Time's up for HDD PCs

Meteoric rise of SSDs means new laptops featuring HDD as their primary storage will be non-existent by the end of the year, analyst Context predicts

In less than 12 months, no new laptop will be sold in Western Europe with a hard disk drive (HDD) as its primary storage.

That's according to analyst Context, whose figures show 93.3 per cent of new laptops sold in the final quarter of 2019 had SSDs as their primary storage component, up from 66.7 per cent at the end of 2017.

The equivalent figure for desktops has - somewhat unexpectedly - rocketed from 48.5 to 82 per cent during the same period thanks mainly to tumbling SSD prices.

Context tracks units sold through top western European IT distributors.

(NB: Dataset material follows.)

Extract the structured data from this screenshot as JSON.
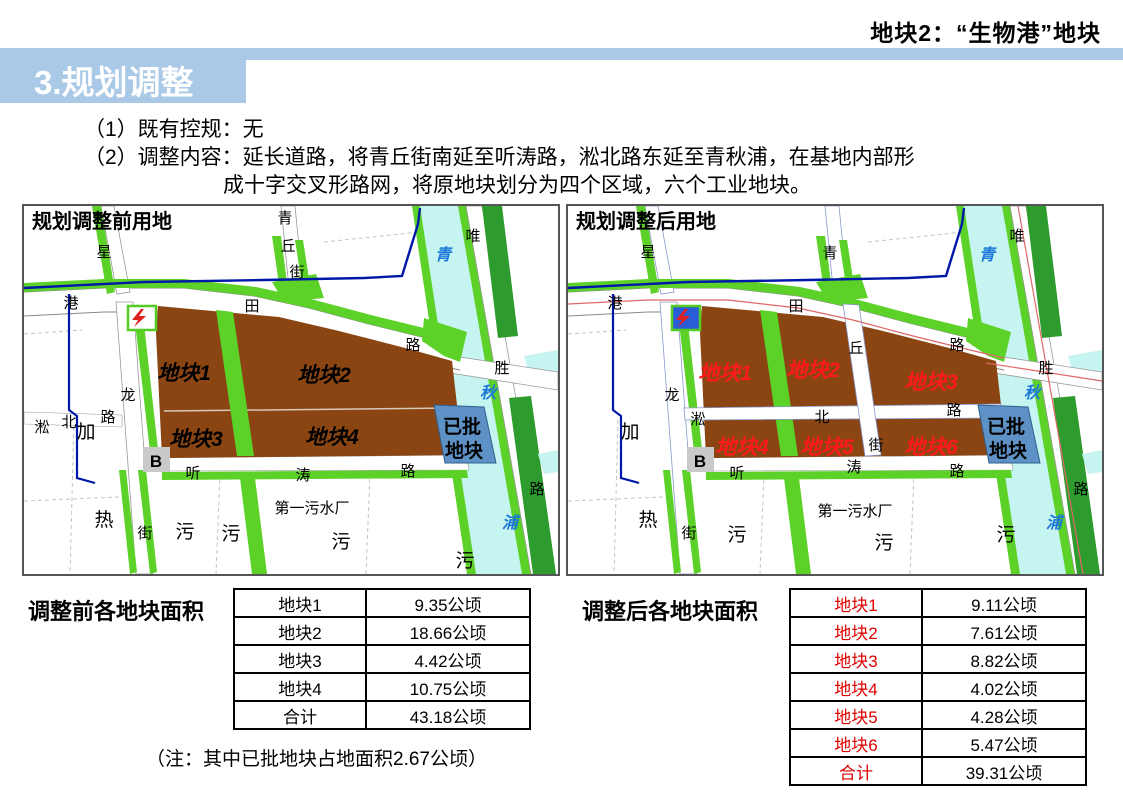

"The sharp fall in price per gigabyte observed in 2019 is the main driver of accelerating SSD adoption as it enables vendors to sell SSD configurations at competitive prices", said Gurvan Meyer, business enterprise analyst at Context.

"Meanwhile, online storage services are getting cheaper, and the use of streaming online services more common, so there is less need for high-capacity local storage. Vendors can therefore sell models with less storage and this, too, is supporting the transition towards SSDs. And, last but not least, the majority of consumers have now experienced the advantages that SSDs bring to day-to-day computer use so are happy to pay a little more for a machine with this type of storage."

Thanks to these trends, it is "pretty safe to say" that no new laptop sold in Western Europe will have HDD as the primary storage component "by the end of 2020", Context said, adding that the desktop segment is set to follow suit in 2021.

Although only 9.9 per cent of PCs sold in the UK in Q4 contained HDDs, SSD adoption has been swifter in other European countries including the Netherlands, which already boasts a near HDD-less PC market already (see chart above). The transition in southern Europe, where average SSD adoption rates stand at 85 per cent, has been slower.